The naive Bayes indoor scene recognition algorithm employs the aforementioned object detection algorithm to acquire object features, utilizes the Apriori algorithm to mine association rules among objects, and identifies scenes through the naive Bayes algorithm. The algorithm’s strengths lie in its capability to handle multi-classification tasks, recognizing scenes while detecting object categories and locations, and its simple structure coupled with high classification stability.
5. Conclusions
With the rapid development of deep learning and image processing technologies, scene recognition algorithms have emerged in large numbers. Indoor scenes are an important part of scene classification, and indoor scene recognition technology is widely used in fields such as smart homes, video surveillance, intelligent service robots, image classification, and retrieval. However, single-scene recognition techniques are difficult to apply effectively in practical scenarios. For example, intelligent service robots use scene recognition technology to perceive the current environment and object detection technology to identify objects in images, enabling them to execute corresponding commands. Therefore, simultaneously detecting the categories and locations of objects in images and accurately perceiving the scene is a current research hotspot. In the process of researching indoor object detection and scene recognition algorithms, the work done in this paper is as follows:
(1) A Mobile-EFSSD-based indoor object detection algorithm is designed. The specific improvements are as follows: First, an improved MobileNetV3 is used as the backbone network for the SSD algorithm. Second, the FPN feature fusion module is introduced to fuse high-level and low-level feature maps. Finally, a hyperparameter is added to the localization loss function, and the confidence loss function is replaced with the focal loss function.

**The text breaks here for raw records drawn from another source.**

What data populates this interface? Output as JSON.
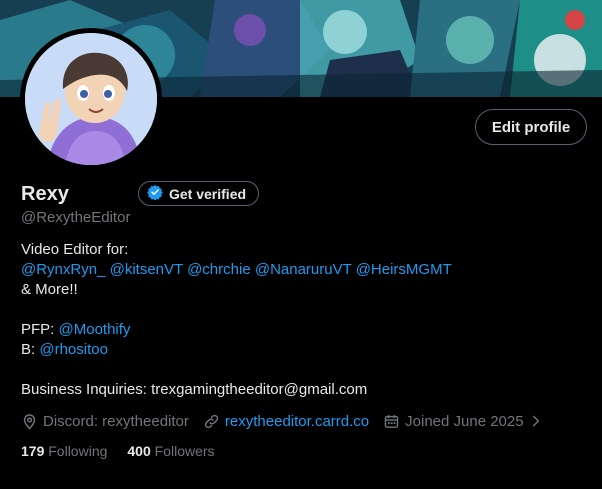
{
  "profile": {
    "name": "Rexy",
    "handle": "@RexytheEditor",
    "edit_label": "Edit profile",
    "verify_label": "Get verified"
  },
  "bio": {
    "line1": "Video Editor for:",
    "mentions": [
      "@RynxRyn_",
      "@kitsenVT",
      "@chrchie",
      "@NanaruruVT",
      "@HeirsMGMT"
    ],
    "line3": "& More!!",
    "pfp_label": "PFP:",
    "pfp_handle": "@Moothify",
    "b_label": "B:",
    "b_handle": "@rhositoo",
    "business": "Business Inquiries: trexgamingtheeditor@gmail.com"
  },
  "meta": {
    "location": "Discord: rexytheeditor",
    "website": "rexytheeditor.carrd.co",
    "joined": "Joined June 2025"
  },
  "stats": {
    "following_count": "179",
    "following_label": "Following",
    "followers_count": "400",
    "followers_label": "Followers"
  },
  "colors": {
    "accent": "#1d9bf0",
    "muted": "#71767b",
    "text": "#e7e9ea",
    "background": "#000000"
  },
  "icons": {
    "verify": "verified-badge-icon",
    "location": "location-pin-icon",
    "website": "link-icon",
    "joined": "calendar-icon",
    "more": "chevron-right-icon"
  }
}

(2) A naive Bayes-based indoor scene recognition algorithm is designed. The detection steps of this algorithm are as follows: Firstly, convert the indoor target detection results described in
Section 3.1 into text features. Second, the Apriori algorithm is used to mine association rules between objects in the scene, and the prior probabilities of objects and strongly associated object sets appearing in the scene are calculated. Finally, based on the prior probabilities, the naive Bayes classification algorithm is used to determine the scene category.
(3) Although our primary focus was on improving detection performance in indoor scenes, we carefully monitored the training process to assess potential overfitting. Throughout training, we observed consistent trends between training and validation performance in terms of mAP and loss values, with no significant performance drops from training to validation sets. This suggests that the model generalizes well to unseen data.
(4) In future work, we will actively collect more image samples from real life to further enhance the generalization ability and practicality of the model. We also plan to open-source these expanded datasets to provide more valuable references for the community.
Additionally, the lightweight design of Mobile-EFSSD inherently helps reduce overfitting risk by maintaining a balanced model complexity relative to the dataset size. We also applied common data augmentation techniques during training (e.g., random cropping, color jitter, horizontal flipping), which further improve generalization. While we did not explicitly implement advanced regularization methods such as dropout or weight decay, the overall architecture and training strategy demonstrate stable convergence behavior without signs of severe overfitting.